FEMEN’s demonstration made two more politically
important points. First, the antics were an obvious dig at Putin’s painfully
embarrassing attempts to project a bare-chested macho image. And second,
FEMEN’s attire struck a symbolic blow against the Yanukovich regime’s
determination to marginalize Ukrainian identity and reduce Ukrainian culture to
a museum curio. The combination of svelte bodies, trendy jeans, and
Ukrainian folk costumes loudly declared that being Ukrainian is both hip and
modern.
What the FEMENists had to say was also quite
striking. Several of their placards read “Ukraine is not Alina” - a
sexually charged reference to Alina Kabaeva, the 27-year old
Olympic-medal-winning Russian gymnast rumoured to be Putin’s girlfriend.
Another read: “We won’t give ourselves to the dwarves” - another sexually
charged reference to Prime Minister Putin and President Medvedev, Russia’s diminutive leaders.
The FEMENists also chanted “Putin go home” and “You can’t force us down so
easily.” A spokeswoman stated, in Russian no less, that the group wants Putin
“to know … that Ukraine doesn’t want to see him
here. Ukraine knows why he came. He
wants to break off parts of Ukraine. We won’t give him that.
All of Ukraine won’t permit that. We
simply reflect the views of all of Ukraine.”
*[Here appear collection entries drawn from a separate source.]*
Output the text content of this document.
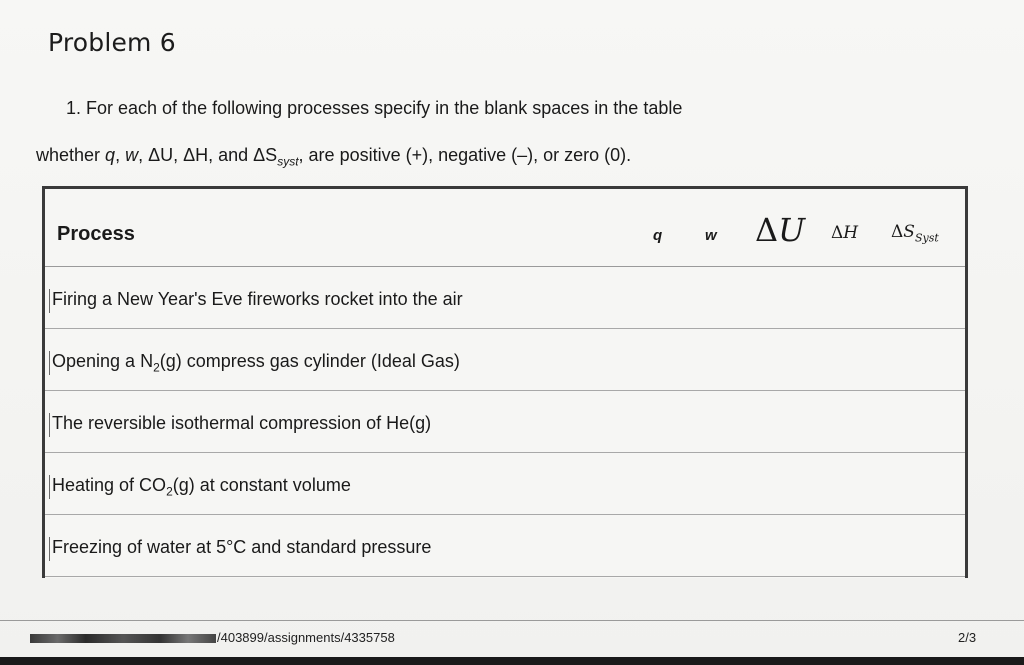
Problem 6
1. For each of the following processes specify in the blank spaces in the table
whether q, w, ΔU, ΔH, and $\Delta S_{syst}$, are positive (+), negative (–), or zero (0).
Process	q	w ΔU ΔH $\Delta S_{Syst}$
Firing a New Year's Eve fireworks rocket into the air
Opening a $N_2(g)$ compress gas cylinder (Ideal Gas)
The reversible isothermal compression of He(g)
Heating of $CO_2(g)$ at constant volume
Freezing of water at 5°C and standard pressure
/403899/assignments/4335758	2/3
Whether FEMEN actually reflects the views of all
of Ukraine is debatable. Public
opinion surveys show that significant parts of the population in the southeast
of the country might be quite happy with giving Putin “parts of Ukraine.” And FEMEN itself,
established in 2008 by a group of Kyiv university students, has hardly become a
mass movement. On the other hand, FEMEN probably does reflect the views of
significant portions of Ukrainian students and its ability to attract media
attention with well publicized happenings has transformed it into an important
part of Ukraine’s ongoing symbolic wars.
Significantly, FEMEN has managed to combine
several seemingly disparate ideological trends. The group is unquestionably
feminist and hopes to shock Ukraine’s straight-laced society
and sexist establishment. But it is also openly modern and nationalist,
aspiring to a contemporary, independent, and liberal homeland. It has also
adopted a progressively broader and more overtly political agenda - beginning
in 2009 with actions against sexual harassment at universities, the Miss
Universe competition, and sex tourism, then moving to protests against
electoral fraud, the absence of women in the Yanukovich-appointed cabinet, and,
now, Vladimir Putin.
Committed to “the principles of social awareness
and activism, intellectual and cultural development” and “the European values of
freedom, equality and comprehensive development of a person irrespective of the
gender,” the FEMENists are clearly the intellectual and cultural offspring of
the Orange Revolution.
Yanukovich’s Stalinist supporters will consider
FEMEN to be one more reason to damn everything Orange. Ukraine’s young people, on the
other hand, may take heart. The “Sixties” could finally be coming to Ukraine.